The *escape-time algorithm* is one of the earliest coloring algorithms, and in many programs it is still the only option available. Its simplicity makes it a favorite with those learning to create fractal software. From an artistic viewpoint it is becoming less important, because it produces discrete values; continuous coloring algorithms have generally superceded it.

The algorithm itself is based on the number of iterations necessary to determine whether the orbit sequence tends to infinity or not. It can be strictly demonstrated that when the orbit of any value of *z*_{0}, *z*_{1}, *z*_{2}… *z*_{n} exceeds a border region *R*, it always diverges towards infinity. The minimum size and shape of *R* are different for each fractal type, of course. If the orbit sequence is stopped as soon as *z*_{n} is outside the border region *R*, then the coloring value for the escape-time algorithm is simply the length of the sequence, that is, *n*. (This value is readily available in actual implementations of fractal software, because a limit must be placed on iterations in order to prevent infinite iterating of a single orbit.)

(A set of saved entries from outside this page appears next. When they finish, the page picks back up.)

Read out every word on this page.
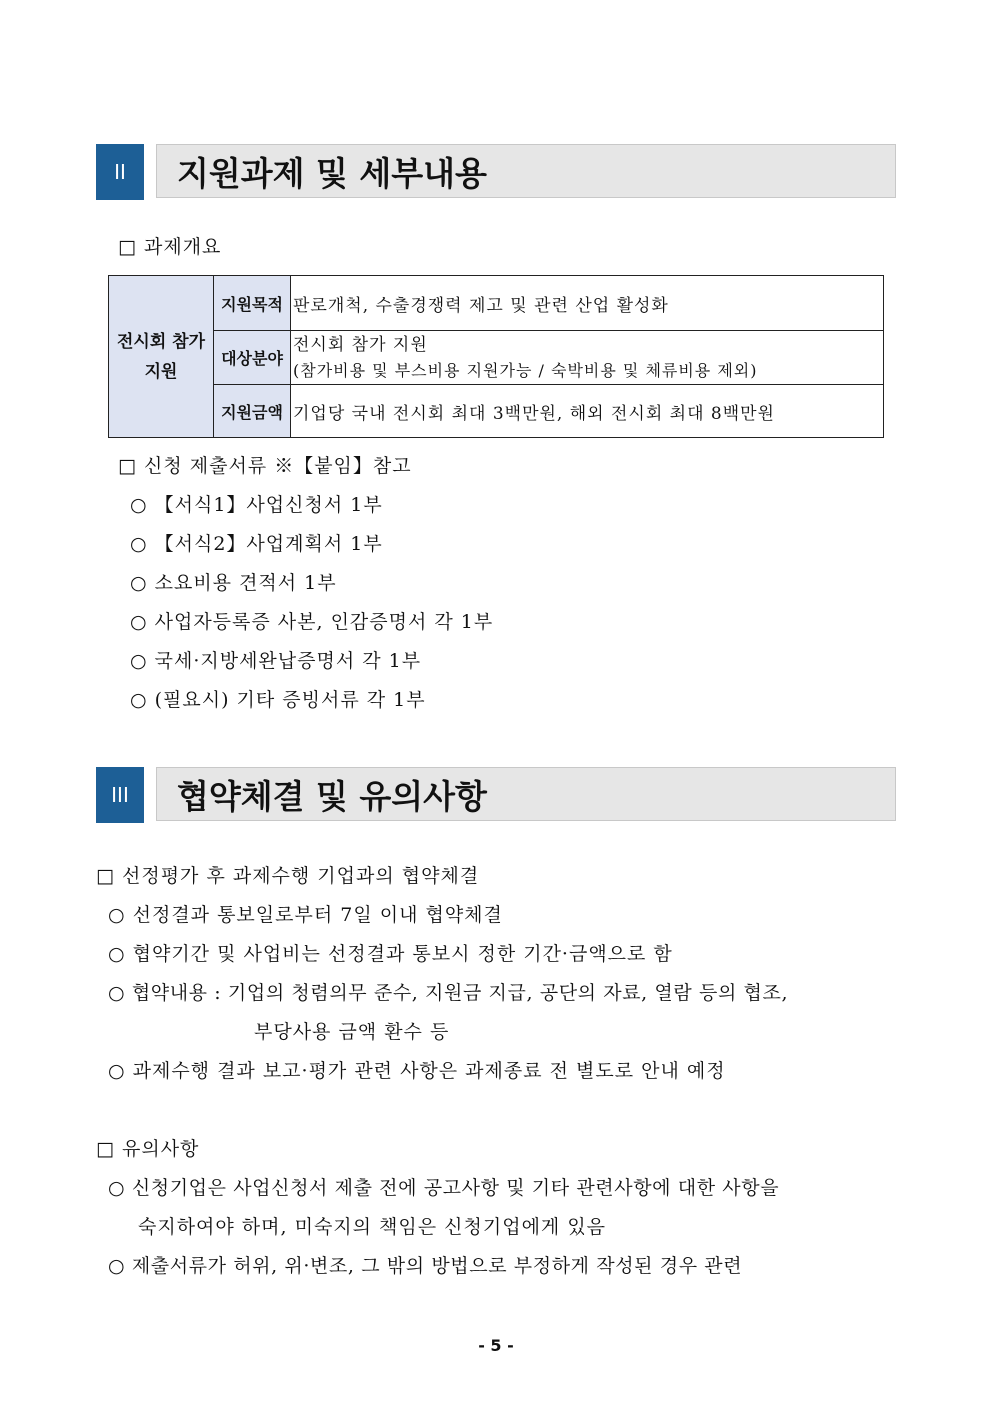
II	지원과제 및 세부내용
□ 과제개요
전시회 참가
지원	지원목적	판로개척, 수출경쟁력 제고 및 관련 산업 활성화
	대상분야	전시회 참가 지원
(참가비용 및 부스비용 지원가능 / 숙박비용 및 체류비용 제외)

	지원금액	기업당 국내 전시회 최대 3백만원, 해외 전시회 최대 8백만원
□ 신청 제출서류 ※【붙임】참고
○ 【서식1】사업신청서 1부
○ 【서식2】사업계획서 1부
○ 소요비용 견적서 1부
○ 사업자등록증 사본, 인감증명서 각 1부
○ 국세·지방세완납증명서 각 1부
○ (필요시) 기타 증빙서류 각 1부
III	협약체결 및 유의사항
□ 선정평가 후 과제수행 기업과의 협약체결
○ 선정결과 통보일로부터 7일 이내 협약체결
○ 협약기간 및 사업비는 선정결과 통보시 정한 기간·금액으로 함
○ 협약내용 : 기업의 청렴의무 준수, 지원금 지급, 공단의 자료, 열람 등의 협조,
부당사용 금액 환수 등
○ 과제수행 결과 보고·평가 관련 사항은 과제종료 전 별도로 안내 예정
□ 유의사항
○ 신청기업은 사업신청서 제출 전에 공고사항 및 기타 관련사항에 대한 사항을
숙지하여야 하며, 미숙지의 책임은 신청기업에게 있음
○ 제출서류가 허위, 위·변조, 그 밖의 방법으로 부정하게 작성된 경우 관련
- 5 -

Traditionally, *R* is set as a circle, centered at the origin, with radius 2. This is because for the Mandelbrot set, it can be proven that as soon as |*z*| > 2, the orbit will diverge. Interesting variations have been created by changing the shape and position of *R*; ellipses, triangles, stars, and so on may be used instead. And while mathematically, *R* must include the circle of radius 2 to be accurate in testing for divergence, this has not stopped some artists from experimenting with smaller radii.